In the first video of Mr Golunov since his arrest, posted by the Russian news site Breaking Mash, he can be seen lifting up his shirt to reveal marks on his back.
Mr Golunov said he had been involved in "scuffles" with police, and showed bruises. His lawyer, Dmitry Julay, told reporters that the journalist had been denied food and sleep for more than 24 hours.
Who is Ivan Golunov?
Mr Golunov is by no means a household name in Russia, although he is well known among the more independent journalists and their readership, which is admittedly dwarfed by that of Kremlin-controlled media, BBC Monitoring's Vitaliy Shevchenko says.
The journalist has repeatedly exposed corruption among Moscow's high-profile businesspeople and its political elite, as well as fraudulent financial schemes in the city.
It is these investigations, his supporters say, that caused his arrest, and not the drugs that they said were planted on the journalist.
One popular opinion is that his future article about Federal Security Service (FSB) officers allegedly controlling the cut-throat funeral services market in Moscow was the last straw that moved corrupt officials to act.
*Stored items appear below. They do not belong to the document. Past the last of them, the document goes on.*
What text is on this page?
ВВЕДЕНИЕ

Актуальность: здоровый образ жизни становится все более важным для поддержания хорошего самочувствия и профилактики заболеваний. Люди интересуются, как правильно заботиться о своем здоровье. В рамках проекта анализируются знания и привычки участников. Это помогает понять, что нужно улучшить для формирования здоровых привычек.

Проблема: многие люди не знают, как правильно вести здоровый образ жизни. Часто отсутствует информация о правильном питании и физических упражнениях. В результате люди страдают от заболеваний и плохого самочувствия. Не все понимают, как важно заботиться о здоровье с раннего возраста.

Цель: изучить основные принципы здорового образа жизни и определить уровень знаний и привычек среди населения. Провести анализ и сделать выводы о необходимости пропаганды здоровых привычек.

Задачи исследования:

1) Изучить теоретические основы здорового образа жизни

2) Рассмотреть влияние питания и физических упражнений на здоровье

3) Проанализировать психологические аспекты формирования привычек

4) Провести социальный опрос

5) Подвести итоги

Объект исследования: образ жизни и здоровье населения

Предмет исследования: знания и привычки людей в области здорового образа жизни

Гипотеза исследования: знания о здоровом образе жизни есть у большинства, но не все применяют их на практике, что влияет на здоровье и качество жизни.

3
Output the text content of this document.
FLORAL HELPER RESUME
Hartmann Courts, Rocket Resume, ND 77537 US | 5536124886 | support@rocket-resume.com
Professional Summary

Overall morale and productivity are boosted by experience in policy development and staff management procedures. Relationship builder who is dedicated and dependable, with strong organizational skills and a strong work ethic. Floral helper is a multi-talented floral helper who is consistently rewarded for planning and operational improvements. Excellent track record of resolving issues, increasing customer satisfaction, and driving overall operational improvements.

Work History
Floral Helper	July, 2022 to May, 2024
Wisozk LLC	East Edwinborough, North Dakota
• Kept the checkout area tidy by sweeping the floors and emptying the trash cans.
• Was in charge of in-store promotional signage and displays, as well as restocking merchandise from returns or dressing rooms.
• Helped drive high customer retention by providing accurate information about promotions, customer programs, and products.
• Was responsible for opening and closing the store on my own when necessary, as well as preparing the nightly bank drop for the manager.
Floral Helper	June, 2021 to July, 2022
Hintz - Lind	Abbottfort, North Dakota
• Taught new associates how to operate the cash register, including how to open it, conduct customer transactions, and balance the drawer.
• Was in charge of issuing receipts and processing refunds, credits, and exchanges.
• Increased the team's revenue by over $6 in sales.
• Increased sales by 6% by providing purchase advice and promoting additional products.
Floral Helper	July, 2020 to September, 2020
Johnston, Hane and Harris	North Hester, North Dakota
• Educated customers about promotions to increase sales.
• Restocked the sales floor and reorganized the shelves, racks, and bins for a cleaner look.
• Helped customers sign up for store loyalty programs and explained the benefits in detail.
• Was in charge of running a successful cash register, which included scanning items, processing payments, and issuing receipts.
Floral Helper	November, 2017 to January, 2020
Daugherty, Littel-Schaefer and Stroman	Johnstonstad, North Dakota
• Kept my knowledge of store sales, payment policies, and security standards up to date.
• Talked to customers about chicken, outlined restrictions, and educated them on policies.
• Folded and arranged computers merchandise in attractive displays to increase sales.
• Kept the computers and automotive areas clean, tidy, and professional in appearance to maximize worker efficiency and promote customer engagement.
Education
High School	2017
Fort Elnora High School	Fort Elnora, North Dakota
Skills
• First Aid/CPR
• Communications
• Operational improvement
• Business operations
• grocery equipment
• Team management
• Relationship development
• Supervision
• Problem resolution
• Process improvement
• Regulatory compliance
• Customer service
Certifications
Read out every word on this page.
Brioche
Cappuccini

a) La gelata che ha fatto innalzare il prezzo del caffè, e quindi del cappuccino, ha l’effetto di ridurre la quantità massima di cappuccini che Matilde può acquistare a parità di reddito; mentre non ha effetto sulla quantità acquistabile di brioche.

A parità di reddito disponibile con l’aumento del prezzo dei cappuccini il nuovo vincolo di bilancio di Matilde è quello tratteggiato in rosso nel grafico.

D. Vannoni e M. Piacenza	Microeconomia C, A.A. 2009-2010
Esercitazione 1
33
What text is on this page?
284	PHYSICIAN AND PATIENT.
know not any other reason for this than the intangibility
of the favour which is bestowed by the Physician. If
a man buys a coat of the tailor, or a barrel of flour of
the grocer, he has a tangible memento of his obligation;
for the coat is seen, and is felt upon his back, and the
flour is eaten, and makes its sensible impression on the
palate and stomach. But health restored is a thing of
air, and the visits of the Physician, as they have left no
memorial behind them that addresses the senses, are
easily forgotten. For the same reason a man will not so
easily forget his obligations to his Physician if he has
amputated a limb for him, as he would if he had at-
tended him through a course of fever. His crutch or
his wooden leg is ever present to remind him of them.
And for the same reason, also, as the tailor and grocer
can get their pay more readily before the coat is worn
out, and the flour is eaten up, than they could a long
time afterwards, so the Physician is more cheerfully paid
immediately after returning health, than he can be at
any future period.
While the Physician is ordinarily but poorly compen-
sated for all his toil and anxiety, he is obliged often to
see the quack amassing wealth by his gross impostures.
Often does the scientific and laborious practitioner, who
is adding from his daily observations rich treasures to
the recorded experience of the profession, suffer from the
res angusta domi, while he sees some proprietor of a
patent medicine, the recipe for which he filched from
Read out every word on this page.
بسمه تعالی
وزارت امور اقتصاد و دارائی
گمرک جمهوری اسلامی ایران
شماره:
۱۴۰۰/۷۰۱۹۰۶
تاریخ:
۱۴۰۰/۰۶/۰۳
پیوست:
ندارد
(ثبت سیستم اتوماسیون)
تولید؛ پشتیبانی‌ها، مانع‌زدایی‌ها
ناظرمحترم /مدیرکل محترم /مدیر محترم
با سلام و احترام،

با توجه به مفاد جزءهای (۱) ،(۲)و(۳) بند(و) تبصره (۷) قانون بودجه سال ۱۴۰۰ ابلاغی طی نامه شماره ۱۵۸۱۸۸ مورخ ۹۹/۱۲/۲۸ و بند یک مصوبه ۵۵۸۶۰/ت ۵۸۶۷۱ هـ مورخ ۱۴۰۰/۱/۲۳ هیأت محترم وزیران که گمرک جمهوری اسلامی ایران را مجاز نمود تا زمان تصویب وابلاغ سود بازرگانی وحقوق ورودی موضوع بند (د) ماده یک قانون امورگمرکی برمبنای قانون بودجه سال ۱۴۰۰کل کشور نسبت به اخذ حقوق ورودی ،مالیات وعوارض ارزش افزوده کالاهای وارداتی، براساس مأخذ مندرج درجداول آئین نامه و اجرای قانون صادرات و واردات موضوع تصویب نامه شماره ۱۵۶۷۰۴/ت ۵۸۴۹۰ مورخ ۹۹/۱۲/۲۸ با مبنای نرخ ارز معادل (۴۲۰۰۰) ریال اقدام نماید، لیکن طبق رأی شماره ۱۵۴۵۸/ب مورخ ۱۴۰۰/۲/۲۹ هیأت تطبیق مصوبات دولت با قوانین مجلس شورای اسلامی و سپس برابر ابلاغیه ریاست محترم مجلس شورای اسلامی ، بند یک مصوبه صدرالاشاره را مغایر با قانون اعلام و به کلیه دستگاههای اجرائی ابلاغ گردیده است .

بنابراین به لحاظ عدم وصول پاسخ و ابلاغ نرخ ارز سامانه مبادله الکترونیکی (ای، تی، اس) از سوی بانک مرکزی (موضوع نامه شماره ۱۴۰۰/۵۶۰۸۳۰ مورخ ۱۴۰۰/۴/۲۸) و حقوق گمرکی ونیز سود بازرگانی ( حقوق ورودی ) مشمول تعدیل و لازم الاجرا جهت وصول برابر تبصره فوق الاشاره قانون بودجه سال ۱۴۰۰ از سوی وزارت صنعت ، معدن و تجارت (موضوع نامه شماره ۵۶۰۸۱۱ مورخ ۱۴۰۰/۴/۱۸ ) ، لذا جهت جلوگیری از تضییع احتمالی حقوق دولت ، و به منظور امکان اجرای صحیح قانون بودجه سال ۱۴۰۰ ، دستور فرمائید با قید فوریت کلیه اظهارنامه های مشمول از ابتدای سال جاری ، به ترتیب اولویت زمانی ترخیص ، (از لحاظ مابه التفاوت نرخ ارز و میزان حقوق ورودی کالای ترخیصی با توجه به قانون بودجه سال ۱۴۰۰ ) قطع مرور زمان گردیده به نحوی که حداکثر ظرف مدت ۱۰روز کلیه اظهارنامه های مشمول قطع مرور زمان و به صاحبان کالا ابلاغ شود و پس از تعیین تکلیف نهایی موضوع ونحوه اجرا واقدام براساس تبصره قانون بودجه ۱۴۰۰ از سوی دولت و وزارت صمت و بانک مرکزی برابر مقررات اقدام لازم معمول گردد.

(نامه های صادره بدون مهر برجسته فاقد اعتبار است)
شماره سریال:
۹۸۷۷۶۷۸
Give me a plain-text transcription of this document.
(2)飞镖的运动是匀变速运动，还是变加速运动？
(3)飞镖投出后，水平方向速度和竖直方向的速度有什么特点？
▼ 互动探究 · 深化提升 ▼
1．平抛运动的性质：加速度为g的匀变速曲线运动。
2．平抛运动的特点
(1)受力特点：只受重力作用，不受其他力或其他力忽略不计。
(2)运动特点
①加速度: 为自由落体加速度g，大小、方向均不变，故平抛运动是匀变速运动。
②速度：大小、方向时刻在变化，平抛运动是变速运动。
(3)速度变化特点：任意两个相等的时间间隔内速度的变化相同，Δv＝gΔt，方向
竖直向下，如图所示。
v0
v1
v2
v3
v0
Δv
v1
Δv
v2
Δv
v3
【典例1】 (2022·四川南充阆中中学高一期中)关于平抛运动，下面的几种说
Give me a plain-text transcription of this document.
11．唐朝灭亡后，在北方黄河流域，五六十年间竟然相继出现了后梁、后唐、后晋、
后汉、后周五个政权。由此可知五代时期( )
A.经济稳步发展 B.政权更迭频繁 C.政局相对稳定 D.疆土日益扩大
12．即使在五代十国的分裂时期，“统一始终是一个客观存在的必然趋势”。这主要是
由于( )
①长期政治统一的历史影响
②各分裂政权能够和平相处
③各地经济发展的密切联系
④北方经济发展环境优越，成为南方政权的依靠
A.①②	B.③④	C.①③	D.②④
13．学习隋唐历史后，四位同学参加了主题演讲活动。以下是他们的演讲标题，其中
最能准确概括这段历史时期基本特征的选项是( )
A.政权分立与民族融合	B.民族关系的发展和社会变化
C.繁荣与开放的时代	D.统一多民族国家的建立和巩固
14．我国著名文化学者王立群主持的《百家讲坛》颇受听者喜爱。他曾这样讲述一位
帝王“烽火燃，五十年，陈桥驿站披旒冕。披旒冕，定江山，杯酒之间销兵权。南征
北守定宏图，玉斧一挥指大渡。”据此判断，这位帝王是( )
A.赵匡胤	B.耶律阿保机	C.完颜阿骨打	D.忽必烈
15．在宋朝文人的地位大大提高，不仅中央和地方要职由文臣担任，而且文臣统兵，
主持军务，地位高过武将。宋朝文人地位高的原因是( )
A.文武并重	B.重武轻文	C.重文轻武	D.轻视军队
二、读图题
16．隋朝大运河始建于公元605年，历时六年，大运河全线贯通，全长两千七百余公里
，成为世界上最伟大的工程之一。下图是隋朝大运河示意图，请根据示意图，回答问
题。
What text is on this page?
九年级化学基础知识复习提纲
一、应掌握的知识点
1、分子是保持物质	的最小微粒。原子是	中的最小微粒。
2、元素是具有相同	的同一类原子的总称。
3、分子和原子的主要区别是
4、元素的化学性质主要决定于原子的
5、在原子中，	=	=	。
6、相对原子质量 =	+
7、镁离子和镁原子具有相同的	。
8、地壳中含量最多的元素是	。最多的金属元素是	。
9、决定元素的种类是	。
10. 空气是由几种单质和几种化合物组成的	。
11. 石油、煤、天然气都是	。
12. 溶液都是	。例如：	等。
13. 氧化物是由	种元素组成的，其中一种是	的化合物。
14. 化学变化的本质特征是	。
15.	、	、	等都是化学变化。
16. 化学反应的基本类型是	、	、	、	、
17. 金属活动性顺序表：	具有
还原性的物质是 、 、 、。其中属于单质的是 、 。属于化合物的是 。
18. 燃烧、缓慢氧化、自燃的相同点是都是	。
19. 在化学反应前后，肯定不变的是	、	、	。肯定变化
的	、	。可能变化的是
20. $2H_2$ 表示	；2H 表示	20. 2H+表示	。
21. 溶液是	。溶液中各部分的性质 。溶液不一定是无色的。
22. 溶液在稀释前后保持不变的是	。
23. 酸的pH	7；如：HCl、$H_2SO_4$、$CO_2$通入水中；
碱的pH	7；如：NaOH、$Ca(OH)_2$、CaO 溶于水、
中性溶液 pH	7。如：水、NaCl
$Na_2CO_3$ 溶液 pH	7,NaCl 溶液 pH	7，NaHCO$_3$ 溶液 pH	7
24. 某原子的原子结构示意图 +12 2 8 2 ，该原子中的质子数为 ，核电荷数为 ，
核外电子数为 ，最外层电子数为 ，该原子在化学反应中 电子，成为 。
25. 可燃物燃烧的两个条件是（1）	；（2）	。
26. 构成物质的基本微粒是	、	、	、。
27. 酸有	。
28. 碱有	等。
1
The journalist's arrest sparked protests in Moscow and St Petersburg, and more than a dozen people – mostly fellow journalists – were reportedly detained and later released.
On Saturday, police detained several people trying to protest about the arrest outside Moscow's Nikulinsky Court.
Mr Golunov's mother, Svetlana Golunova, told Reuters the arrest was "not even a farce, it is something unbelievable", and she expected "only victory".
In a separate development on Monday, a Russian court granted the early release of Oyub Titiyev, the head of the Chechen division of human rights group Memorial, who was sentenced to four years in prison in March on drugs charges.
The court ruled that Mr Titiyev, 61, must be released within 10 days.
He was arrested last year after police discovered marijuana in his car. Shortly after his detention, Mr Titiyev wrote an open letter to Mr Putin insisting that the drugs were planted.